Introducing MOOCs: Udemy

3 May
Udemy holds a special place in my heart. It was the first platform for online courses that I discovered. Although it has been around since 2010, I was first introduced to Udemy by a Brazilian-focused blog I followed which noted that Brazil for Beginners was about to begin. Udemy is a bit different from the other MOOCs that I’ve reviewed here. In fact, it isn’t really a MOOC. It is more of a platform, in which instructors can provide videos, presentations, and PDFs to potential students. It successfully raised a lot of money, too. All in all, despite my early introduction to Udemy, it just can’t compare to Udacity and Coursera. The reason for this is simple: It seems like Udemy doesn’t have any quality control, and is a random collection of online courses. Some of them are just taken from other sites, such as iTunes U or Khan Academy, and some are specifically made for the Udemy platform.

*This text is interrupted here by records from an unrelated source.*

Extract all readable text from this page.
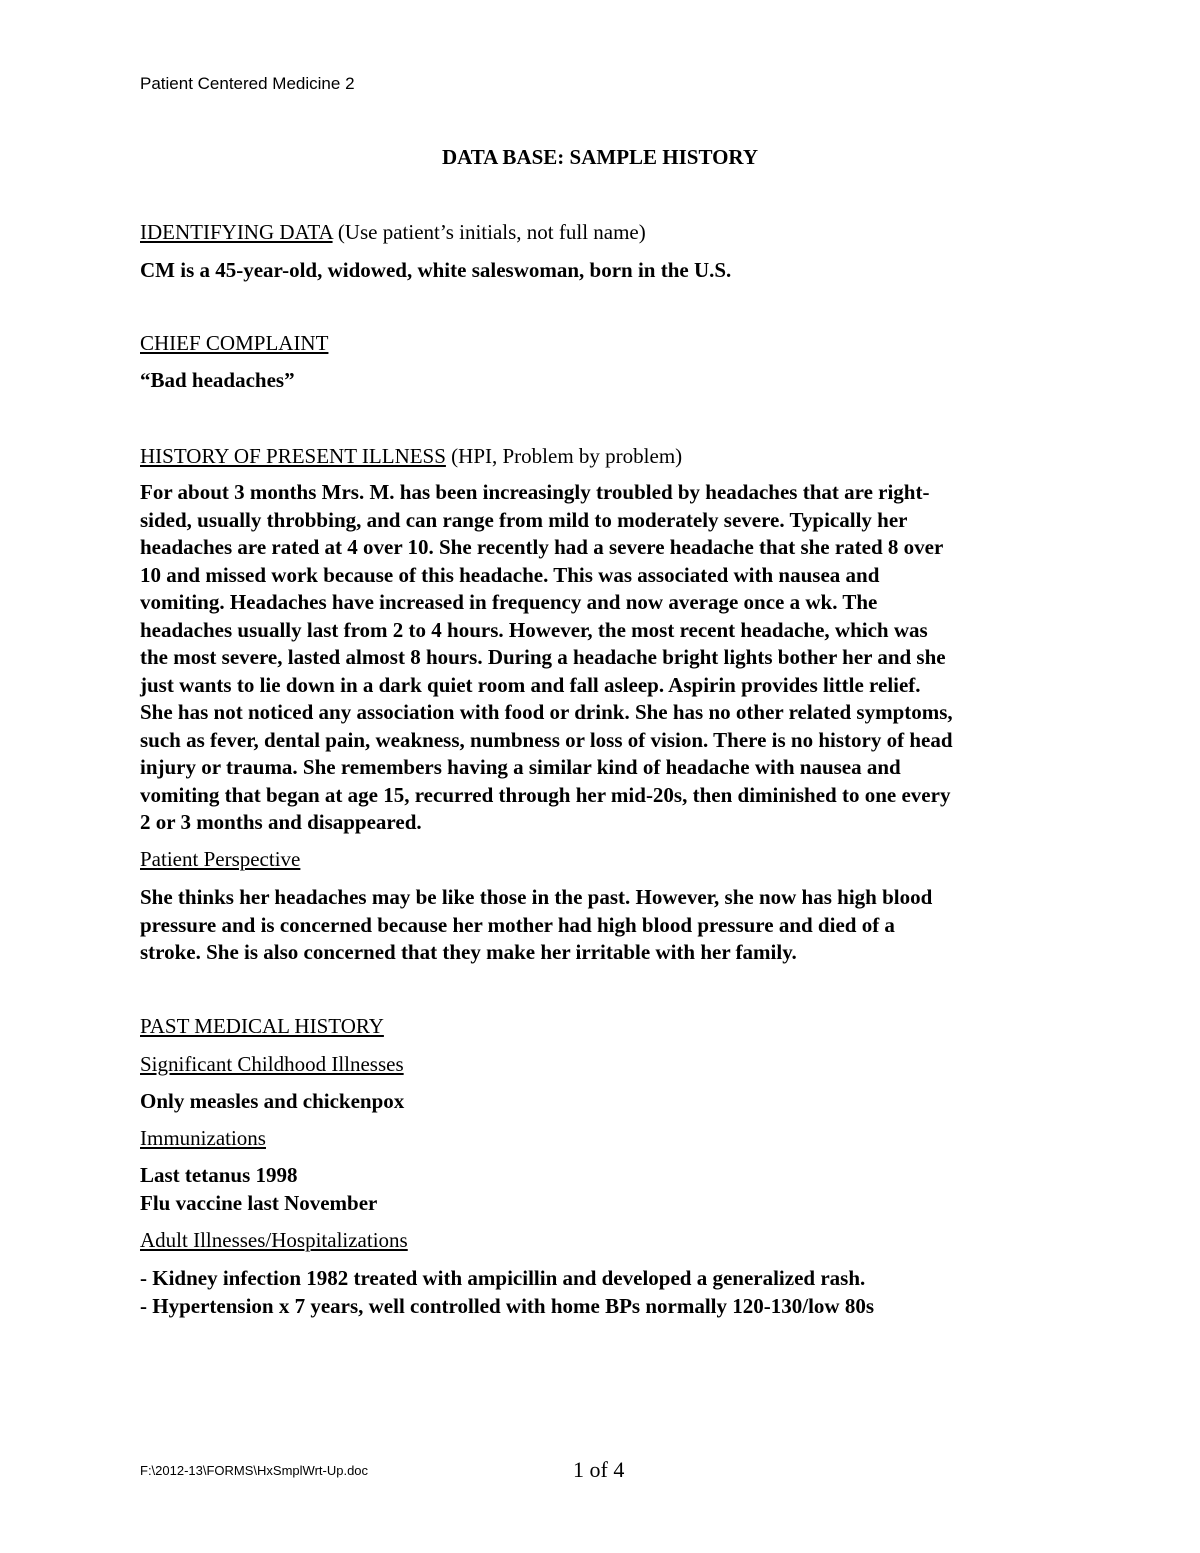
Patient Centered Medicine 2
DATA BASE: SAMPLE HISTORY
IDENTIFYING DATA (Use patient’s initials, not full name)
CM is a 45-year-old, widowed, white saleswoman, born in the U.S.
CHIEF COMPLAINT
“Bad headaches”
HISTORY OF PRESENT ILLNESS (HPI, Problem by problem)
For about 3 months Mrs. M. has been increasingly troubled by headaches that are right-
sided, usually throbbing, and can range from mild to moderately severe. Typically her
headaches are rated at 4 over 10. She recently had a severe headache that she rated 8 over
10 and missed work because of this headache. This was associated with nausea and
vomiting. Headaches have increased in frequency and now average once a wk. The
headaches usually last from 2 to 4 hours. However, the most recent headache, which was
the most severe, lasted almost 8 hours. During a headache bright lights bother her and she
just wants to lie down in a dark quiet room and fall asleep. Aspirin provides little relief.
She has not noticed any association with food or drink. She has no other related symptoms,
such as fever, dental pain, weakness, numbness or loss of vision. There is no history of head
injury or trauma. She remembers having a similar kind of headache with nausea and
vomiting that began at age 15, recurred through her mid-20s, then diminished to one every
2 or 3 months and disappeared.
Patient Perspective
She thinks her headaches may be like those in the past. However, she now has high blood
pressure and is concerned because her mother had high blood pressure and died of a
stroke. She is also concerned that they make her irritable with her family.
PAST MEDICAL HISTORY
Significant Childhood Illnesses
Only measles and chickenpox
Immunizations
Last tetanus 1998
Flu vaccine last November
Adult Illnesses/Hospitalizations
- Kidney infection 1982 treated with ampicillin and developed a generalized rash.
- Hypertension x 7 years, well controlled with home BPs normally 120-130/low 80s
F:\2012-13\FORMS\HxSmplWrt-Up.doc	1 of 4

Whereas Udacity and Coursera courses are created by university professors and the quality is tightly controlled, it seems like Udemy was thrown together quickly by internet entrepreneurs  and was then populated quickly by whatever material could be found (or by whoever found Udemy and decided to put content on there). Udemy is only a platform, and seems to have no relation to the people who publish content there, so like any other open marketplace there is good quality stuff a lot of crap that you must sift through. Udemy classes seem to be all over the place. For example, there is a class on how to use google adwordshow to use wordpressa Tai Chi class, and a class called An Introduction to basic Hand Balancing. Now, I would certainly enjoy learning all of these things if I had enough time for it, but I am concerned about the quality of the courses offered on Udemy.

Some of Udemy’s courses are free, and some of the courses must be paid for. Each class is independent of all other classes. They lack the structure that Coursera has, and there are no quizzes or tests. Many of the classes seem to focus on internet marketing and SEO. I assume that the passive income crowd and bloggers are using Udemy as a source of income, but I have no doubt that in the long run it will earn much less than Udacity or Coursera.
The open nature of Udemy also causes it to lack focus. This isn’t inherently a bad thing: lots of great things come from diversity, but I fear that as a business model Udemy won’t reach the heights of the major players in online education. Whereas MRU is highly focused, and Udacity is fairly focused, Udemy has no focus whatsoever. It is merely a platform, in which people put up their own classes. Again, I want to stress that this doesn’t mean that they are all bad. I took Brazil for Beginners from Udemy, and it was my first venture into serious online education. It was nice: I got a good introduction to Brazil. Also, it is specific enough that if I had to wait for Stanford or Yale to put up a class on Brazil, I probably would have had to wait for several years. So although it is nice to have the official stamp of a well-known university on the course that I am taking, there are also benefits to allowing other actors to provide course material. However, the class consisted of only video lectures. There wasn’t any interaction with other students in forums, and there were no writing assignments, quizzes, or tests.
Regardless, if you want to learn how to market yourself on the internet and how to build a good blog, you will probably learn far more at Udemy then at any other MOOC platform. Coursera doesn’t offer any marketing courses, but Udemy is full of them. Udacity won’t teach you how to do SEO for goolge, but you can find that on Udemy.